This symposium will spotlight the work of several Canadian disabled philosophers who produce some of the most cutting-edge work currently done in philosophy of disability. Although their research in philosophy of disability shares common features, their respective areas of research specialization span the discipline, encompassing (for example) epistemology, philosophy of technology, feminist philosophy, Foucault, Fanon, biopolitics, phenomenology, philosophy of language, and philosophy of education.
Thus, the symposium will garner interest from a range of members of the CPA. Among the topics that the presentations in the symposium will address are these: norms of pedagogy and neuroableism, especially with respect to expectations of productivity, criteria for funding, and deadlines; philosophy of technology, disability, and pedagogy, especially with respect to the primacy afforded face-to-face interaction; disability, ideology, and epistemology, especially with respect to ableist tropes and metaphors; and disability, feminist philosophy, and colonialism, especially with respect to “colonial presentism,” as Kyle Whyte refers to it.
“Disabling Philosophy in the Canadian Context” will comprise a diverse group of disabled philosophers, reflecting the heterogeneity to which the philosophical community in Canada should aspire. The participants in this pathbreaking proposed symposium will be:
Presenters:
Alex Bryant (bryanta@student.ubc.ca)
Amandine Catala (catala.amandine@uqam.ca)
Emily R. Douglas (emily.r.douglas@gmail.com)
Isaac [YunQi] Jiang (jiany24@mcmaster.ca)
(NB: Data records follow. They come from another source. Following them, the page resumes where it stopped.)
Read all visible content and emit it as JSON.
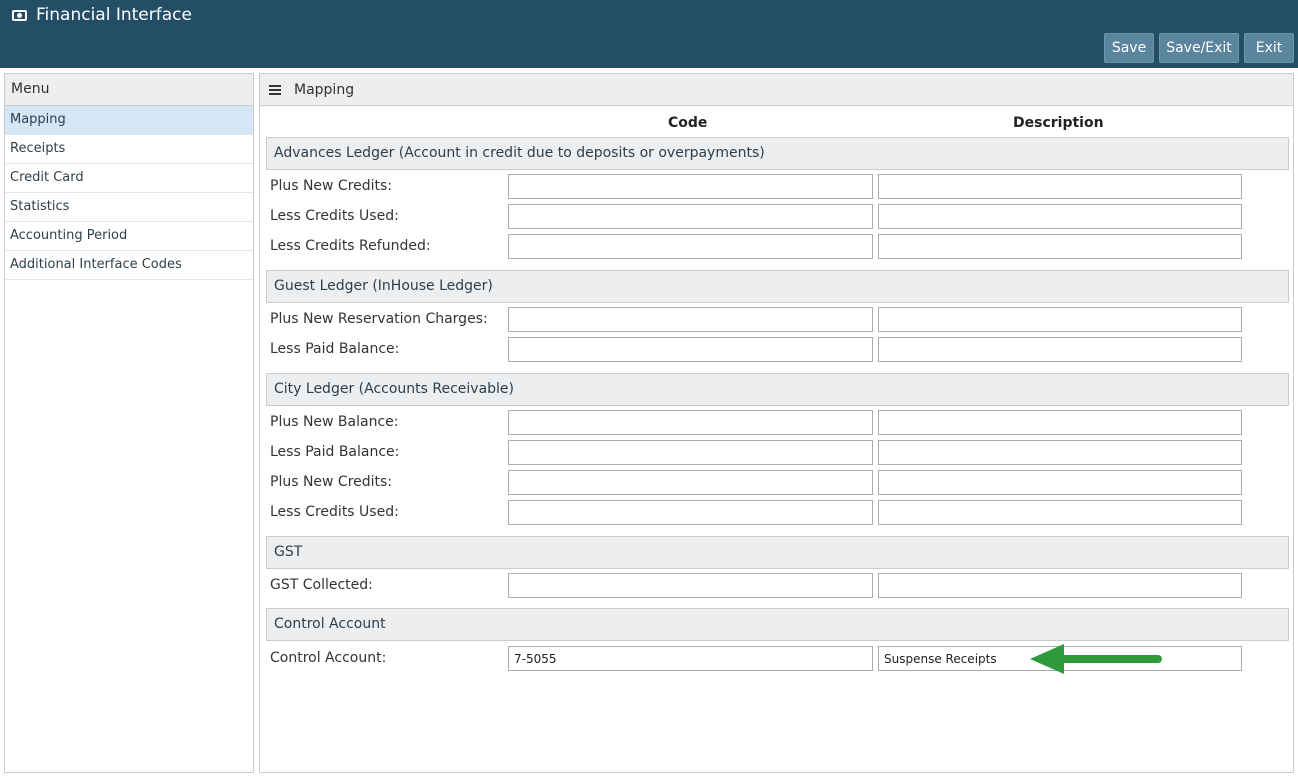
{
  "app": {
    "title": "Financial Interface"
  },
  "toolbar": {
    "save": "Save",
    "save_exit": "Save/Exit",
    "exit": "Exit"
  },
  "sidebar": {
    "title": "Menu",
    "items": [
      "Mapping",
      "Receipts",
      "Credit Card",
      "Statistics",
      "Accounting Period",
      "Additional Interface Codes"
    ],
    "active": "Mapping"
  },
  "main": {
    "title": "Mapping",
    "columns": {
      "code": "Code",
      "description": "Description"
    },
    "sections": [
      {
        "title": "Advances Ledger (Account in credit due to deposits or overpayments)",
        "rows": [
          {
            "label": "Plus New Credits:",
            "code": "",
            "description": ""
          },
          {
            "label": "Less Credits Used:",
            "code": "",
            "description": ""
          },
          {
            "label": "Less Credits Refunded:",
            "code": "",
            "description": ""
          }
        ]
      },
      {
        "title": "Guest Ledger (InHouse Ledger)",
        "rows": [
          {
            "label": "Plus New Reservation Charges:",
            "code": "",
            "description": ""
          },
          {
            "label": "Less Paid Balance:",
            "code": "",
            "description": ""
          }
        ]
      },
      {
        "title": "City Ledger (Accounts Receivable)",
        "rows": [
          {
            "label": "Plus New Balance:",
            "code": "",
            "description": ""
          },
          {
            "label": "Less Paid Balance:",
            "code": "",
            "description": ""
          },
          {
            "label": "Plus New Credits:",
            "code": "",
            "description": ""
          },
          {
            "label": "Less Credits Used:",
            "code": "",
            "description": ""
          }
        ]
      },
      {
        "title": "GST",
        "rows": [
          {
            "label": "GST Collected:",
            "code": "",
            "description": ""
          }
        ]
      },
      {
        "title": "Control Account",
        "rows": [
          {
            "label": "Control Account:",
            "code": "7-5055",
            "description": "Suspense Receipts"
          }
        ]
      }
    ]
  },
  "colors": {
    "topbar": "#244d66",
    "button": "#5b849e",
    "active_menu": "#d5e6f6",
    "arrow": "#2e9a3c"
  }
}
Shelley Tremain (sltremain@gmail.com)
Chair:
Audrey Yap (audreysh@gmail.com)
The proposed symposium will take the following format: Each speaker will present for 25 minutes. After the first three presentations, there will be a 10-minute break. After the break, the last two speakers will present. The subsequent question and answer/discussion period will constitute the remaining time of the 3-hour session. At least one of the presentations may be delivered in French.
Reference
Tremain, Shelley Lynn. Field Notes on the Naturalization and Denaturalization of Disability in (Feminist) Philosophy: What They Do and How They Do It. Feminist Philosophy Quarterly 6 (3): 4.